Наша счастливая треклятая жизнь (Коротаева) - страница 11

Придя в промерзший нетопленный дом, мама налила в таз холодной воды и сунула туда мои руки. Я кричала от боли, а мама плакала и все повторяла: «Треклятая жизнь…»


Что за ерунда? На кой ляд постоянно перекрывают проход между Останкинским парком и Ботаническим садом? Мартышкин труд. Все равно завтра опять сломают, потому что здесь — самый удобный маршрут для прогулок. Теперь надо тащиться за тридевять земель, чтобы пройти через официальный вход за деньги. Милые мои, дорогие! Поставьте у этих ворот будку с билетами — и люди будут их покупать. А еще откройте ларек, в котором бы продавались сырые семечки и орехи для живности. Сухари для уток. Все дети потащат своих родителей именно к этому входу, и билеты купят, и белок с птицами накормят!

Сейчас придется лезть через ограду, а она, между прочим, в два человеческих роста с торчащими железными пиками. Подошли два рыболова. С восхищением наблюдают, с какой легкостью я преодолеваю препятствие. Один, прищурившись, глядя на меня снизу: «Какая девушка спортивная! Я за такой через любой забор полезу!» Я улыбаюсь. Эх, дядя, думаю я, мне уж шестой десяток, лет на десять тебя постарше буду. Но приятно, что ни говори!

Шея

Когда мне было года два-три, произошел такой случай. Мы с девочкой стояли на углу нашей улицы, а мимо проходил человек с огромным бревном на плече. Он нес его медленно, с трудом. На конце бревна был острый железный штырь. Когда дядька стал поворачивать за угол, что-то произошло, но что, я не поняла, только почувствовала, что шея моя стала мокрой. Какой-то прохожий схватил меня на руки, и мы очень быстро побежали. Откуда-то появилась мама, охнула, сгребла меня в охапку, и мы опять побежали, еще быстрее. Очень мне понравилось так быстро бегать, но мамино лицо, вымазанное чем-то красным, меня пугало. Помню большую каменную стену, через которую мама со мной перелезала. Потом провал — ничего не помню. А дальше было совсем весело: какие-то мази, от которых мне было щекотно шее, и бинты, в которых мы с мамой всегда путались.
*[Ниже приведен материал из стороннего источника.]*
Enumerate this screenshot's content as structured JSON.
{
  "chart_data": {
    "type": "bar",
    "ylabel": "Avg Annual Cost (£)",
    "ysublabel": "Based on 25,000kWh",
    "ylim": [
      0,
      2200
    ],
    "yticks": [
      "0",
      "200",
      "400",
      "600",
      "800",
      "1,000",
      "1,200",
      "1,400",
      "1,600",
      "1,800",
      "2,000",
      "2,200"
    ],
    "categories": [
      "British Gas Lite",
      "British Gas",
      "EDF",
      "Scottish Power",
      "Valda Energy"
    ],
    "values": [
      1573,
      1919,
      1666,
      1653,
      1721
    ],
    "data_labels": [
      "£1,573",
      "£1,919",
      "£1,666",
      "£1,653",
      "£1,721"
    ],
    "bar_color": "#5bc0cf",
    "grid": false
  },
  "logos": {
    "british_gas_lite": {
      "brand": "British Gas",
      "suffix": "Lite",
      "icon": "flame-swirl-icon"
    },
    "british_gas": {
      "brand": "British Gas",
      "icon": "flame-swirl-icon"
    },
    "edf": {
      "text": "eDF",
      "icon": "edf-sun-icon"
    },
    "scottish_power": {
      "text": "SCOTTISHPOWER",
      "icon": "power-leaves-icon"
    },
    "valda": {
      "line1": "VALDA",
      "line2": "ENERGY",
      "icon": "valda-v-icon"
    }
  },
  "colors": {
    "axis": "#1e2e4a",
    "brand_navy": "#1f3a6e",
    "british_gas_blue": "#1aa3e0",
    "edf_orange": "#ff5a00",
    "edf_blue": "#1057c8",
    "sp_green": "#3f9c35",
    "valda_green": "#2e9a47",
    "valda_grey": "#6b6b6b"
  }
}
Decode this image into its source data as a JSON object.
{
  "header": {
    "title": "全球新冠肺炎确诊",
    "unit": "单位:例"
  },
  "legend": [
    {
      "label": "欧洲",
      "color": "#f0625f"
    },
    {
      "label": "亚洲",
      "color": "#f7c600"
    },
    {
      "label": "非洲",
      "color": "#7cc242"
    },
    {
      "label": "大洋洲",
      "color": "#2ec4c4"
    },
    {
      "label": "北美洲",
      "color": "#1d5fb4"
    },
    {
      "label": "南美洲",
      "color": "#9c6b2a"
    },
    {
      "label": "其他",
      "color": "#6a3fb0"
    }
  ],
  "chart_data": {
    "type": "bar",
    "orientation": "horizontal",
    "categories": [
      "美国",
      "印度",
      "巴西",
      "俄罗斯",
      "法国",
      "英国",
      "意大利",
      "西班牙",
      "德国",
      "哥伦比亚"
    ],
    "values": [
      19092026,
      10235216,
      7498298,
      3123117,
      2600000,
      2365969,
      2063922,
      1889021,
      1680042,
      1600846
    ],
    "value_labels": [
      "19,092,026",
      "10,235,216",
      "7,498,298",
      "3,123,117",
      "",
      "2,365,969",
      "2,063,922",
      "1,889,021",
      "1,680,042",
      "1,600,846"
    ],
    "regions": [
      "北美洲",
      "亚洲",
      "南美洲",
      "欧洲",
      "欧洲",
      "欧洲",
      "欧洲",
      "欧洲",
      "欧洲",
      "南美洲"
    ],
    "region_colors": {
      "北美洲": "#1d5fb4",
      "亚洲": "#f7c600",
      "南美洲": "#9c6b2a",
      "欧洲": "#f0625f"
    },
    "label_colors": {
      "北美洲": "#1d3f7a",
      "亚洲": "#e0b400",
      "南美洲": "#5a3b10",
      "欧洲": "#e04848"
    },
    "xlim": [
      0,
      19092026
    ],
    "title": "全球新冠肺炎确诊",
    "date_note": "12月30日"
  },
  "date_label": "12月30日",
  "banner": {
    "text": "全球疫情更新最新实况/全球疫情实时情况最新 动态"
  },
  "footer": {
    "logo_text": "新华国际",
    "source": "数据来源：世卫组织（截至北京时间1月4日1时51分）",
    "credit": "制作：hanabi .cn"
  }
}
Когда я выросла и смотрела на высокий гладкокаменный забор горбольницы, меня охватывала гордость за свою спортивную маму!


Проходит пара с коляской. Оба вытянули шеи и шипят, как гуси, на своего младенца, который, видно, дал слово не закрывать рта всю прогулку. Коляска дергается, скрипит, родители трясут погремушками, отталкивают друг друга локтями и шепотом матерятся в сторону. Он нервно закуривает сигарету и успокаивается. Она: «Чо ты там идешь? Типа он не виноват! Я тебе два раза сказала: „Соску возьми, блин!“ Идет он! Курит! Накуриться никак не может! Иди, блин, успокаивай теперь его!» Она отбирает у него сигарету и глубоко затягивается. Он хватает коляску и в мгновение ока, как хищник с добычей, скрывается между деревьев. Она идет, машинально потряхивая погремушкой.